In 1995, the industry crashed badly, my income went into the toilet, and I lived on my savings for years.
It was a blessing that I'd bought that house and locked in the mortgage rate, because in no time prices around me skyrocketed, and I was paying less than 1/3 per month what everyone around me was. If I had not bought that home, there was absolutely no way I could have weathered the coming years of financial mess I was in for.
Then once again, I had a brief respite from sucky poverty. For a few years in the early 2000's, I made solid money.
In 2005, near the peak of the housing market, I decided to move out of the city and into a country house with a lot more room, with a cute cottage too that I intended to convert into a studio. I sold my city home for twice what I'd paid for it intending to put the money into renovating the cottage into studio space.
So the dicey loan with the big interest rate returned all my money, interest payments included.
Shortly after I moved in, the cottage I intended to turn into studio space flooded, so I canceled my plans to sink my dough into renovations. That was a blessing, because then I began having debilitating health problems. If I'd put the money into the cottage I would not have had the money from the sale of the house to live on over the years I was sick and untreated.
Eventually, the money ran out, and things looked bleak.
And then things turned around again. And now I'm here.

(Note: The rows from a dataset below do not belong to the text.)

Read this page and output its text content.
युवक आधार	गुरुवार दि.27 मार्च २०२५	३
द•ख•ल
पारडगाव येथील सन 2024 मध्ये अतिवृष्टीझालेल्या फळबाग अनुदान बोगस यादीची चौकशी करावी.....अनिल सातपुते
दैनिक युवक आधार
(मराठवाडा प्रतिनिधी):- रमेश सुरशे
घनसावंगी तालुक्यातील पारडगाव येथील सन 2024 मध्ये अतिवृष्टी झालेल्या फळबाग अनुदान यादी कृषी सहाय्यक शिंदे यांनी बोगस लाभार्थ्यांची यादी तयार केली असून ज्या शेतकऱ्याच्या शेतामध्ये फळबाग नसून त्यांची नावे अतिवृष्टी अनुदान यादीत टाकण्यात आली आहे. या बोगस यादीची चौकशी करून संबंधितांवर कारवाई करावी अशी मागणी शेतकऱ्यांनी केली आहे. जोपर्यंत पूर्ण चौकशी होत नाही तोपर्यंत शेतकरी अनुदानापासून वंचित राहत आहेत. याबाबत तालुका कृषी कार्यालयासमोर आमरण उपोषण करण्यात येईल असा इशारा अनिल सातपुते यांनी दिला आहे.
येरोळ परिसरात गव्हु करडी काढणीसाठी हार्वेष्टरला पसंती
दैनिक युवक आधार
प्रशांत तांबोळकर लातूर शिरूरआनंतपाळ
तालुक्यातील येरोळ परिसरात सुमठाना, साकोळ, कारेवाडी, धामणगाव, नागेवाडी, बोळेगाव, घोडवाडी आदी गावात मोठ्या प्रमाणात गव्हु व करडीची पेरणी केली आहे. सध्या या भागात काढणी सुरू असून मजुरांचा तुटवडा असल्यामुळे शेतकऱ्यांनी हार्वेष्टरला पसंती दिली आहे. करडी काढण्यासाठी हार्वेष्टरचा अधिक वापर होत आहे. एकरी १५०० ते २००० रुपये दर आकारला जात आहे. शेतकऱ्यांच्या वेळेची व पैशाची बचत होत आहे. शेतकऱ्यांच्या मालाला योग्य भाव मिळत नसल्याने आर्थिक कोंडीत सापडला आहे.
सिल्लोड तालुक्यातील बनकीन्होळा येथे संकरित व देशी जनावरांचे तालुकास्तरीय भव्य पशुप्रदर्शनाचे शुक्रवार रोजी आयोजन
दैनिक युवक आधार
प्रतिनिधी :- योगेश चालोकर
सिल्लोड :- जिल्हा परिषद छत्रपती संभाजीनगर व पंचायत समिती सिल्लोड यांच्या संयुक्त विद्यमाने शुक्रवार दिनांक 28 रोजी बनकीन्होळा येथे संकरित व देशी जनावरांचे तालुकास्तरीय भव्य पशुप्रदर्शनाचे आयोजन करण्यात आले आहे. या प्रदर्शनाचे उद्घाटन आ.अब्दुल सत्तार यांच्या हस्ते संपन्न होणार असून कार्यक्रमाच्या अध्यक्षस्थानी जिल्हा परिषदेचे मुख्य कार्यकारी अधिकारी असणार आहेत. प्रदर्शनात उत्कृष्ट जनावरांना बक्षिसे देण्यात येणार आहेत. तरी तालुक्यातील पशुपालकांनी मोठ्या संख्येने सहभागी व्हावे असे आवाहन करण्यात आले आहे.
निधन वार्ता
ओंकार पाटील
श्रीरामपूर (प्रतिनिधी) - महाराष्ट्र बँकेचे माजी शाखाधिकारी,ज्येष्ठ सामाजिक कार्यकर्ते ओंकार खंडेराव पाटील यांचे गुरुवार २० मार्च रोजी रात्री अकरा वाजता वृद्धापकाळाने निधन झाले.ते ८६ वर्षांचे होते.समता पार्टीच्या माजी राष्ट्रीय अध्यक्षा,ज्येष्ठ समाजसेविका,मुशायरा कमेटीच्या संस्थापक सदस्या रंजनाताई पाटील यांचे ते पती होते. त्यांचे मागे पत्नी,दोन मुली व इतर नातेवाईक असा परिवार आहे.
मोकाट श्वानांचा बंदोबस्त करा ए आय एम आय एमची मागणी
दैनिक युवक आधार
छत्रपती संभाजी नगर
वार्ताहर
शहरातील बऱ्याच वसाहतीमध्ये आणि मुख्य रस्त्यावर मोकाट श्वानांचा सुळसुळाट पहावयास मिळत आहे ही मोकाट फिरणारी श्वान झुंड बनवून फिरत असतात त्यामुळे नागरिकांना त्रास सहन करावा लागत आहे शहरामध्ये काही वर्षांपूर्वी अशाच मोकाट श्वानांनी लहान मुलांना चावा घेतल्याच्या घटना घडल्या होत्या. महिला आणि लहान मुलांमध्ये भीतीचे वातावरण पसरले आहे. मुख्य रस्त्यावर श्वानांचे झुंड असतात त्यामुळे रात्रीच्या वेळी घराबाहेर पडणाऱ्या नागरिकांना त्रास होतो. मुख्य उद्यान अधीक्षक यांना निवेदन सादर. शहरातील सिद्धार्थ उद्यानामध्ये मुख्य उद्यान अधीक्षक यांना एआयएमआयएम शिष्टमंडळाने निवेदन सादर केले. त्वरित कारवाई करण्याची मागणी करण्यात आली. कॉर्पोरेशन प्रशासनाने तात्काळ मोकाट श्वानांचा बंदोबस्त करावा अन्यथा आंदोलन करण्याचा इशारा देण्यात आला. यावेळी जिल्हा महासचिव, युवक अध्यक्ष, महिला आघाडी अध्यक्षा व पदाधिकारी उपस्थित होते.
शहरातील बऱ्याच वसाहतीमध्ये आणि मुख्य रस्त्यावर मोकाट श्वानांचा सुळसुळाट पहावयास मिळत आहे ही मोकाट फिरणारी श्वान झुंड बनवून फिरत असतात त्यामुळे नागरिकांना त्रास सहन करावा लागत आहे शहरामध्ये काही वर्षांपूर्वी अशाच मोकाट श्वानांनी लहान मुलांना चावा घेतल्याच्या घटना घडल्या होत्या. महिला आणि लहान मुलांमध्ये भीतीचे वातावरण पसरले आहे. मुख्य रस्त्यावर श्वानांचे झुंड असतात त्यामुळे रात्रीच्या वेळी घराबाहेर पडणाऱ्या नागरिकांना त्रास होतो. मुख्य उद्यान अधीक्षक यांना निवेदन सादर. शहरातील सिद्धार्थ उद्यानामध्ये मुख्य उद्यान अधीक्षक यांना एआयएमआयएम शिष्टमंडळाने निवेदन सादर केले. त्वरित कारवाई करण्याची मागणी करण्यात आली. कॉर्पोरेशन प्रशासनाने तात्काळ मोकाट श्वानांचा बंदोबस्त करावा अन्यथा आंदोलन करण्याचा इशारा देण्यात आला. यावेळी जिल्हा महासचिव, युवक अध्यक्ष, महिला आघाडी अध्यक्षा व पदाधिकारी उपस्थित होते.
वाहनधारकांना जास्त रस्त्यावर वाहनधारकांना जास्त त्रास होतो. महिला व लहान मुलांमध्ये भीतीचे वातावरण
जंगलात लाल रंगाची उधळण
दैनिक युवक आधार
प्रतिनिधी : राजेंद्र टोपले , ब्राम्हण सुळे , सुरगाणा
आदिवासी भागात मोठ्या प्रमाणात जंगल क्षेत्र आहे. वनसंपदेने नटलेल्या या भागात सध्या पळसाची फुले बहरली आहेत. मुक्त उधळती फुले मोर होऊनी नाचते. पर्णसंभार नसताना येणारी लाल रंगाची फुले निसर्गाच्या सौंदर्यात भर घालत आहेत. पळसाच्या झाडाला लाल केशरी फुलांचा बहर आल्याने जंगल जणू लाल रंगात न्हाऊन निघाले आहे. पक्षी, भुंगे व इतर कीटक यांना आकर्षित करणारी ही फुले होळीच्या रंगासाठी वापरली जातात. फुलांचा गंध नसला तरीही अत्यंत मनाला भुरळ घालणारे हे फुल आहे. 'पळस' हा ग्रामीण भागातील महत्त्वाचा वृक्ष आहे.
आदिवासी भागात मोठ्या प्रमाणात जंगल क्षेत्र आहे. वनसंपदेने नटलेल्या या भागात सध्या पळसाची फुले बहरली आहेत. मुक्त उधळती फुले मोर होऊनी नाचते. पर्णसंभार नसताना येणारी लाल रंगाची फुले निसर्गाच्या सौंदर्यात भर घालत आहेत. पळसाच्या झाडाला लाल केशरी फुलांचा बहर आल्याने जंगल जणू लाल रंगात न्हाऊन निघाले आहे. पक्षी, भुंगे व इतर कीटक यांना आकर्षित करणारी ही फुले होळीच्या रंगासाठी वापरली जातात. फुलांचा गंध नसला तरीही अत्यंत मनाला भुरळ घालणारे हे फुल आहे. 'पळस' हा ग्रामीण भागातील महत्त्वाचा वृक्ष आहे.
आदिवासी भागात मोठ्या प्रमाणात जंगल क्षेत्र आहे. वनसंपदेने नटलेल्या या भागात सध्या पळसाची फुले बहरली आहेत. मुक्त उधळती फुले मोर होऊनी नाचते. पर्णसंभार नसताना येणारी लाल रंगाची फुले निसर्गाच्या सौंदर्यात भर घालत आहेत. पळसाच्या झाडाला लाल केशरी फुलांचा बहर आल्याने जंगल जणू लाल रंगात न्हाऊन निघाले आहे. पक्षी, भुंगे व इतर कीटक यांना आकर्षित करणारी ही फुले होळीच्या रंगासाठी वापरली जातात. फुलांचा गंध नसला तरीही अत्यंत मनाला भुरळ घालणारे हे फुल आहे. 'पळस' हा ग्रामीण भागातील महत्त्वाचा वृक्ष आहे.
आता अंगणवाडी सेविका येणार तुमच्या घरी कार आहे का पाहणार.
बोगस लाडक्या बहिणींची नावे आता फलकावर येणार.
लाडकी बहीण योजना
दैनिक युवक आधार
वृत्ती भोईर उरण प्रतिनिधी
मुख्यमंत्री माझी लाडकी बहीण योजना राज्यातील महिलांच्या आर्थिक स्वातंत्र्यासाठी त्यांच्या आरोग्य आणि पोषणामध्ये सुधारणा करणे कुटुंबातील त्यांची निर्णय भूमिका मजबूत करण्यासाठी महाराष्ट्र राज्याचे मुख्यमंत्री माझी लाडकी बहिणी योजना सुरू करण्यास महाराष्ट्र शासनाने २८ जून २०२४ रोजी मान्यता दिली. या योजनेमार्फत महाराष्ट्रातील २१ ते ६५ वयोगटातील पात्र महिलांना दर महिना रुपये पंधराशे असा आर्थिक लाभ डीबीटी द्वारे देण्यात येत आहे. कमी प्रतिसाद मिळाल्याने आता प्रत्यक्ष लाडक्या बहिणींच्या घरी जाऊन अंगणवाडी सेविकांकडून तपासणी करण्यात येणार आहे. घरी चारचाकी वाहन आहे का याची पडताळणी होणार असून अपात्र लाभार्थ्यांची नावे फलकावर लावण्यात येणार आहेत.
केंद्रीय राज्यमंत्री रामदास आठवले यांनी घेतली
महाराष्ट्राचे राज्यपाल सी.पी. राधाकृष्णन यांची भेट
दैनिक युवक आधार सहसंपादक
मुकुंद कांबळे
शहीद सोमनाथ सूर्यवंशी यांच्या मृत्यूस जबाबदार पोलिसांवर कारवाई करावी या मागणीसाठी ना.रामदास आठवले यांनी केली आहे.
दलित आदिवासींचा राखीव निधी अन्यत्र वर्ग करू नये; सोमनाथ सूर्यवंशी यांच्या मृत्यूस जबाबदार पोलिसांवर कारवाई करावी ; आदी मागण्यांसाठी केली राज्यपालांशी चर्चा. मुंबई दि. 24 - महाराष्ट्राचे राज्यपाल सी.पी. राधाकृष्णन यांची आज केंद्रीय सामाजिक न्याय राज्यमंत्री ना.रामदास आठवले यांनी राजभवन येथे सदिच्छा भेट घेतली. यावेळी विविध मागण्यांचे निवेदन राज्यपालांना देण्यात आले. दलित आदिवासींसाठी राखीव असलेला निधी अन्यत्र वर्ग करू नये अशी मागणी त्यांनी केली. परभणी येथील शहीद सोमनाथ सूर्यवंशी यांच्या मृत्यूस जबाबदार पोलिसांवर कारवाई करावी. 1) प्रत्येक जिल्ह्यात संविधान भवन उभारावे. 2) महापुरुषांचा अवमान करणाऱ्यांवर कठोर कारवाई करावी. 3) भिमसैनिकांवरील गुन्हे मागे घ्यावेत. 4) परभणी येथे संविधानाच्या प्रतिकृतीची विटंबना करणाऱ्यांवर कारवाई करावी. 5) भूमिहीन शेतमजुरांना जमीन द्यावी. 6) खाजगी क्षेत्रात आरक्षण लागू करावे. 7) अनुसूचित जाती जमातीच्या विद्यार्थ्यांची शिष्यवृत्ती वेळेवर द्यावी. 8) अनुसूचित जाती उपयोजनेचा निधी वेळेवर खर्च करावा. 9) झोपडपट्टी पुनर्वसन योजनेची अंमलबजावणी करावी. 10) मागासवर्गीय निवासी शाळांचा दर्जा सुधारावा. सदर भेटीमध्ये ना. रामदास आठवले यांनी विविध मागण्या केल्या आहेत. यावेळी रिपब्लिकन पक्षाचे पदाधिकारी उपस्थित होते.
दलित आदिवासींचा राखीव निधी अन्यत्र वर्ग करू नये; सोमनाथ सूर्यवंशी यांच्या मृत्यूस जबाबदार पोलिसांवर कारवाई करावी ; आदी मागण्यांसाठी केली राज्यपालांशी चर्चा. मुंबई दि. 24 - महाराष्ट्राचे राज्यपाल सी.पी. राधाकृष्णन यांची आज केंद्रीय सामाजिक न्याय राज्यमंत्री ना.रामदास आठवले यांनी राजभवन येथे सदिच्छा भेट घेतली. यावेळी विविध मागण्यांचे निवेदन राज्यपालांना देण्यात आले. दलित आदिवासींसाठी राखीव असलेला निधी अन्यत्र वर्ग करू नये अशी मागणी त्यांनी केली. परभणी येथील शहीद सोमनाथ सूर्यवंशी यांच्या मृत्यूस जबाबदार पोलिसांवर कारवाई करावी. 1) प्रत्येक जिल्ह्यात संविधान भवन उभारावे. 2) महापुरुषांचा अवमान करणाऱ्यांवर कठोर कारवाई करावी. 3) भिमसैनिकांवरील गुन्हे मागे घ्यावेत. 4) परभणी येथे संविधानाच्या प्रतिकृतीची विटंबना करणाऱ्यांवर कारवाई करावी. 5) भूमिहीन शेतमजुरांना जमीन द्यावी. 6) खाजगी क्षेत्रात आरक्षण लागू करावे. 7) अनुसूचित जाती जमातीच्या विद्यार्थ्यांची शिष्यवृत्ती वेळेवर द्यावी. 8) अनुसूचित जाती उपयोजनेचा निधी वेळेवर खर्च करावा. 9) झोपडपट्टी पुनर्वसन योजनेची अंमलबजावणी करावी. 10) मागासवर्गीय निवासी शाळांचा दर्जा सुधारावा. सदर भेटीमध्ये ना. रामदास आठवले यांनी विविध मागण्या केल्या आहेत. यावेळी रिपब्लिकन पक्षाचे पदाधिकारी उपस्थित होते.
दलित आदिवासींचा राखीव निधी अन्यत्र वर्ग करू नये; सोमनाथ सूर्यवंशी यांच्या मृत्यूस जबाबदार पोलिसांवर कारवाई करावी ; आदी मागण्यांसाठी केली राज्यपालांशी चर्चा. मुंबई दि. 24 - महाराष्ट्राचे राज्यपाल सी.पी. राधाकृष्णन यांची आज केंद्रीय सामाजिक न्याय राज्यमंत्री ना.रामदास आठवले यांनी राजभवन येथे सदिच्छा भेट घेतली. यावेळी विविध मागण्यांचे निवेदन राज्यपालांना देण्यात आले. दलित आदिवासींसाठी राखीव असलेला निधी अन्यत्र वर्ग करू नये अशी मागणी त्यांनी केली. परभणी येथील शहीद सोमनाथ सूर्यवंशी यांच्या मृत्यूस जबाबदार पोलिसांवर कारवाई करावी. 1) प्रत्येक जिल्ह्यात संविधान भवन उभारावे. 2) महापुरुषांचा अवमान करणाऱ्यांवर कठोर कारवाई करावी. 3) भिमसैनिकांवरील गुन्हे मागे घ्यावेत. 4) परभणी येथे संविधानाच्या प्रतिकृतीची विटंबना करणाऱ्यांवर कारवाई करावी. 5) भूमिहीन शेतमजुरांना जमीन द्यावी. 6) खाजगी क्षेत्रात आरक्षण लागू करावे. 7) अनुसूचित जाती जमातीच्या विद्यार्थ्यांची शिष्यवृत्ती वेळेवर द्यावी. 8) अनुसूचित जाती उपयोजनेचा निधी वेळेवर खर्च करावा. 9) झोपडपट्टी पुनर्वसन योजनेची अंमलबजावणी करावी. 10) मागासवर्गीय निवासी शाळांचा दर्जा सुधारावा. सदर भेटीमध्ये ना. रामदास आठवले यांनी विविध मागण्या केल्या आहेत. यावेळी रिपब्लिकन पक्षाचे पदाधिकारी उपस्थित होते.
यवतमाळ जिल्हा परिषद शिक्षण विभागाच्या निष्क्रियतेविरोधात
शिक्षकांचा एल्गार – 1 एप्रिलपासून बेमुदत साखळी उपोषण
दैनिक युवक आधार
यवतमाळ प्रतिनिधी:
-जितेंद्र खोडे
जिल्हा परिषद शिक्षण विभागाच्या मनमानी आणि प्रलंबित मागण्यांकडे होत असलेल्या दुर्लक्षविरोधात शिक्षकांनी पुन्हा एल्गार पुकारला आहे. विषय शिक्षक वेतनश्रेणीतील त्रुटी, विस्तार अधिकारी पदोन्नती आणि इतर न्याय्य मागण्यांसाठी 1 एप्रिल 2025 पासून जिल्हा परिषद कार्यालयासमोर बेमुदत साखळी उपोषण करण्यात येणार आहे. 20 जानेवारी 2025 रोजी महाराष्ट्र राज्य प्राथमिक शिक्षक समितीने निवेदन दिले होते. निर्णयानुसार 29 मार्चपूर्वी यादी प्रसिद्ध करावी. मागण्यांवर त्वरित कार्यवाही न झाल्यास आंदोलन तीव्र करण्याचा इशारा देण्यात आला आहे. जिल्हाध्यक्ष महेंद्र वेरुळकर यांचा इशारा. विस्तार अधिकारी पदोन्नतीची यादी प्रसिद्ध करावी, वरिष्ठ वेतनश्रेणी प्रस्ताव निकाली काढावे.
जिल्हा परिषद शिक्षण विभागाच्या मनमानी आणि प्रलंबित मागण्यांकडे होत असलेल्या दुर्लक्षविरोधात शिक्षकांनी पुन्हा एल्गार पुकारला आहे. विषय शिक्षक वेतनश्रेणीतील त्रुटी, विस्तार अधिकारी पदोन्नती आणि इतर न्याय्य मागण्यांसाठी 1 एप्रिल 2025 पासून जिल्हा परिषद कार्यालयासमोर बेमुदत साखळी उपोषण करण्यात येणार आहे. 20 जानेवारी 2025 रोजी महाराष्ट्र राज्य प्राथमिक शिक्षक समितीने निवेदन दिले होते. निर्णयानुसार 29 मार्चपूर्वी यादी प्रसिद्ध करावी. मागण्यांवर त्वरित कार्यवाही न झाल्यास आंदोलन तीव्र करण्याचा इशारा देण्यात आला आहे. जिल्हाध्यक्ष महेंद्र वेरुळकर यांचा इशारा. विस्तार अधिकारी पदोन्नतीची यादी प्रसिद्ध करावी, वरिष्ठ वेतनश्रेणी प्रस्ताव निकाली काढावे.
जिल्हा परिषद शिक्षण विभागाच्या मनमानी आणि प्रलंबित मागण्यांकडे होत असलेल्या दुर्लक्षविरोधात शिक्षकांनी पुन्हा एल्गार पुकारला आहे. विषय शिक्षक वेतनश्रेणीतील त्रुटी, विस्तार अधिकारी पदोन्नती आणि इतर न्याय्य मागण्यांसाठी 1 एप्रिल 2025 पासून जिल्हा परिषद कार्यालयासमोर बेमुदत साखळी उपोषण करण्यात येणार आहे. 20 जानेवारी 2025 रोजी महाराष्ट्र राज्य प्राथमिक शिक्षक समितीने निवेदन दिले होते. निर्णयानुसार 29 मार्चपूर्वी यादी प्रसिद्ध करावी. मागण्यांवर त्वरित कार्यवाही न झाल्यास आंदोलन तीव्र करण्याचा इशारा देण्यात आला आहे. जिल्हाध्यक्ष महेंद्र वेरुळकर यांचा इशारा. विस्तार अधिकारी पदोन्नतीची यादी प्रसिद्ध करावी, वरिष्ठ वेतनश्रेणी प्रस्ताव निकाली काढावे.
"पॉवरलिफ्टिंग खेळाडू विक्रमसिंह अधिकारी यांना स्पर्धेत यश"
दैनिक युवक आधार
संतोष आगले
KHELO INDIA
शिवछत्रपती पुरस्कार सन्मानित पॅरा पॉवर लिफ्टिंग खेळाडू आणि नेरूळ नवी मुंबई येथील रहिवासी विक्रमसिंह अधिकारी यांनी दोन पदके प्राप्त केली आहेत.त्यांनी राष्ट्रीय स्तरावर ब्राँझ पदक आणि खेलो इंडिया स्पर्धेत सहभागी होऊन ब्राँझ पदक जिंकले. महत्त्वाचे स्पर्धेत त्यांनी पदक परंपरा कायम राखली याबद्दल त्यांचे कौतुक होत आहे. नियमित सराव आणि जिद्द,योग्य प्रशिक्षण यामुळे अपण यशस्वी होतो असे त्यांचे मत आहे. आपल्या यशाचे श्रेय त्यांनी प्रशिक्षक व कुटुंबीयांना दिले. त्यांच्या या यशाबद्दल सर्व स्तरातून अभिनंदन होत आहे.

In short, The Big Short was a disaster for the 6-10 (depends on who you read as a source) million families who lost their homes due to predatory loans and corporate greed. But it was a lucky break for people like me who bought homes they should otherwise have never qualified for, and then sold at the peak of the housing boom.
No way I could have paid for rent in the area where I lived in the late 1990's. Owning a home saved my butt and gave me a stable place to live, and allowed me to reap the rewards of the investment years later. I took care of it, renovated, and it was better when I left it than it was when I got it.
Two years after I sold my home, the value of it tanked. It was worth no more than what I'd paid for it in 1989. Recently, the price has gone back up. The Homeowners Association Fee is ridiculous though: $250 a month! There are resort properties out here that don't charge that much.
So, I was able to squeak by, because I was able to take advantage of a loan program that was originally intended to help poor people, but ended up being twisted into something that hurt them.
I got lucky.
I'm sure many people have told you this, but: if you wrote a memoir I'd buy it!
Thank you for telling these stories. Once upon a time in art school, the few professionals that came to speak to us (or that we attended studio tours of) would say things like "I just applied for [prestigious award/job/opportunity] and got it" or "[Famous person] just called me up and asked if I wanted to work on [amazing opportunity]." I commented to one of my professors that it wasn't very helpful. Stories like yours are what we needed to hear!